Desperate to end the crisis, NSW Farmers vice president Xavier Martin, who operates a wheat, canola and sorghum farm at Mullaley, has issued a desperate plea to the state government.

He wants it to hire aerial applicators and drop poisonous mice bait across swathes of affected farmland to kill the rodents en masse.

An aerial applicator, or crop duster, spraying fields with pest repellant. Photo: Getty

“If the government had hired those aerial applicators and done a whole of valley or landscape baiting, it would’ve solved the problem,” Mr Martin told The New Daily.

“But at the moment we’re dealing with it like COVID on a cruise ship, where some rooms are infected and some aren’t. Some paddocks get baited and clean, but the ones next door can’t afford to so it’s like the contaminated COVID rooms. It keeps spreading.”

Mr Martin said the plague, which is costing farmers hundreds of thousands of dollars, had already spread to the Murray River bordering Victoria and Toowoomba in Queensland.

Last week, the NSW government announced a $50 million package to help farmers, households and business owners battle the mice plague.

As part of the package, primary producers can get free baiting, while households and small businesses can apply for rebates to help them pay for mouse baits.

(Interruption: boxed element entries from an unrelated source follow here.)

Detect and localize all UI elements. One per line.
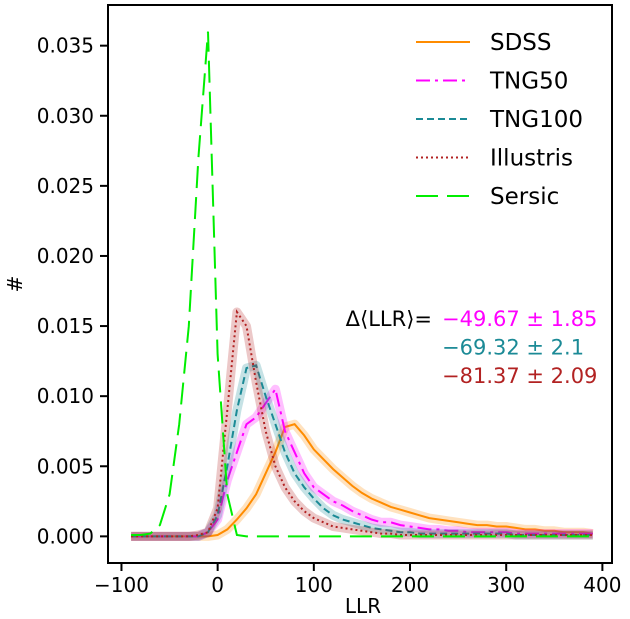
legend-label: TNG100 bbox=[489, 107, 583, 133]
legend-label: SDSS bbox=[490, 30, 552, 56]
y-tick-label: 0.015 bbox=[37, 314, 94, 338]
x-tick-label: 200 bbox=[391, 573, 429, 597]
legend-label: TNG50 bbox=[489, 69, 568, 95]
annotation: −81.37 ± 2.09 bbox=[442, 364, 597, 388]
x-tick-label: 100 bbox=[295, 573, 333, 597]
annotation-label: Δ⟨LLR⟩= bbox=[346, 307, 432, 331]
y-axis-label: # bbox=[3, 276, 27, 293]
y-tick-label: 0.030 bbox=[37, 104, 94, 128]
x-axis-label: LLR bbox=[345, 594, 381, 618]
legend-label: Illustris bbox=[490, 146, 573, 172]
y-tick-label: 0.035 bbox=[37, 34, 94, 58]
series-line bbox=[131, 364, 593, 538]
legend-label: Sersic bbox=[490, 184, 559, 210]
x-tick-label: 0 bbox=[211, 573, 224, 597]
series-line bbox=[131, 31, 593, 538]
x-tick-label: 400 bbox=[583, 573, 621, 597]
series-band bbox=[131, 384, 593, 541]
annotation: −69.32 ± 2.1 bbox=[442, 336, 584, 360]
x-tick-label: −100 bbox=[94, 573, 149, 597]
series-line bbox=[131, 423, 593, 538]
series-line bbox=[131, 309, 593, 538]
plot-frame bbox=[107, 4, 613, 564]
annotation: −49.67 ± 1.85 bbox=[442, 307, 597, 331]
y-tick-label: 0.000 bbox=[37, 524, 94, 548]
y-tick-label: 0.010 bbox=[37, 384, 94, 408]
x-tick-label: 300 bbox=[487, 573, 525, 597]
y-tick-label: 0.020 bbox=[37, 244, 94, 268]
y-tick-label: 0.005 bbox=[37, 454, 94, 478]
y-tick-label: 0.025 bbox=[37, 174, 94, 198]
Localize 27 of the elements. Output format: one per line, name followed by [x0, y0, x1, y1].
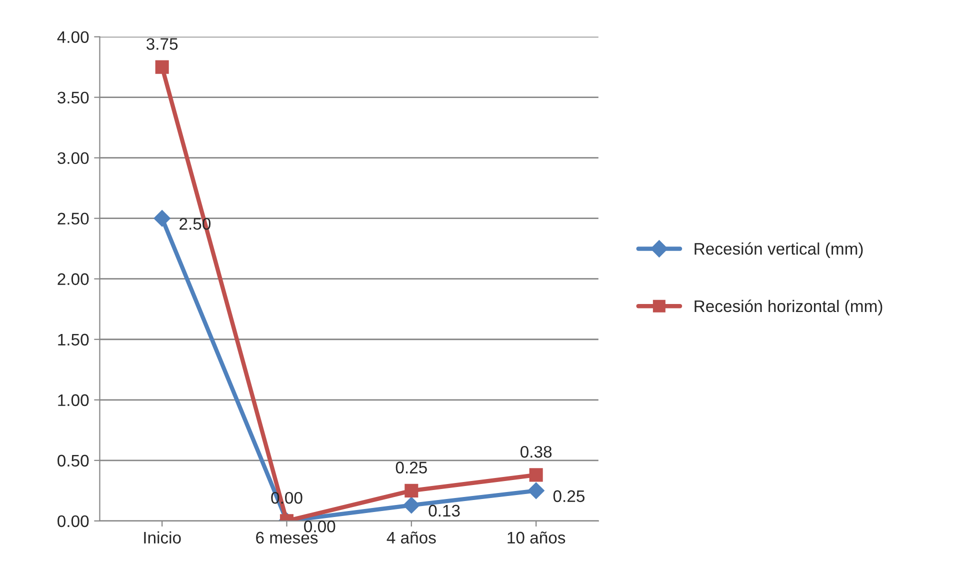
data-label: 0.38	[520, 446, 552, 458]
y-tick-label: 1.00	[58, 394, 89, 406]
y-tick-label: 3.50	[58, 92, 89, 104]
x-tick-label: 6 meses	[256, 532, 318, 544]
x-tick-label: 4 años	[386, 531, 436, 544]
y-tick-label: 2.50	[58, 212, 89, 225]
y-tick-label: 2.00	[58, 273, 89, 286]
y-tick-label: 0.00	[58, 515, 89, 528]
x-tick-label: 10 años	[508, 531, 566, 544]
data-label: 0.25	[396, 462, 427, 474]
point	[404, 484, 418, 498]
data-label: 3.75	[146, 38, 178, 50]
y-tick-label: 0.50	[58, 454, 89, 467]
y-tick-label: 4.00	[57, 31, 89, 43]
data-label: 0.25	[553, 490, 584, 502]
legend-label: Recesión horizontal (mm)	[694, 300, 882, 316]
point	[154, 210, 170, 227]
legend-label: Recesión vertical (mm)	[694, 242, 863, 258]
data-label: 0.00	[304, 520, 336, 532]
y-tick-label: 3.00	[58, 152, 89, 164]
point	[403, 496, 420, 514]
x-tick-label: Inicio	[144, 531, 181, 544]
point	[529, 468, 543, 482]
point	[155, 60, 169, 74]
data-label: 0.13	[428, 504, 460, 517]
y-tick-label: 1.50	[58, 334, 89, 346]
point	[528, 482, 544, 500]
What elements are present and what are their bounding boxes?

The NSW government has also sought urgent federal approval for the use of the rodenticide bromadiolone, a hardcore rodent killer that has been likened to “mice napalm”.

Although Mr Martin is grateful for the government’s financial support, he said the nightmare is far from over.

“The problem is, it’s getting worse,” he said.

“That’s why we’re saying this was a problem that turned into a plague because of government inaction.”

Demands from animal rights group outrages farmers

Meanwhile, tensions reached breaking point this week after a global animal rights organisation urged the farmers to gently catch and release the mice instead of killing them.

Aleesha Naxakis, a media officer for People for the Ethical Treatment of Animals (PETA), told Channel Seven’s Sunrise program on Wednesday the farmers using “lethal controls” were guilty of “speciesism.”

“What we’re truly angry about is that now these mice are going to be suffering unimaginable painful deaths,” she said of plans to poison the mice.

“They’re going to be choking, gasping for air, bleeding internally and if they’re lucky this will last hours – it could actually take days for them to die a painful and slow death.”

Instead, she pleaded with farmers to catch the mice and release them – an act of mercy farmers have slammed as “absolutely ridiculous”.

Robert Latham, a cropping manager at Haddon Rig merino farm in central-west NSW, said if PETA wanted to save the mice, “they can come and get them”.

“There wouldn’t be enough traps in the world to trap this amount of mice,” he told TND. 

His wife Sarah said “even in the middle of the night, you can hear them running in the walls”.

“In your cars, in the local supermarkets. You have to check your bread because more often than not, they’ve been through it,” she said.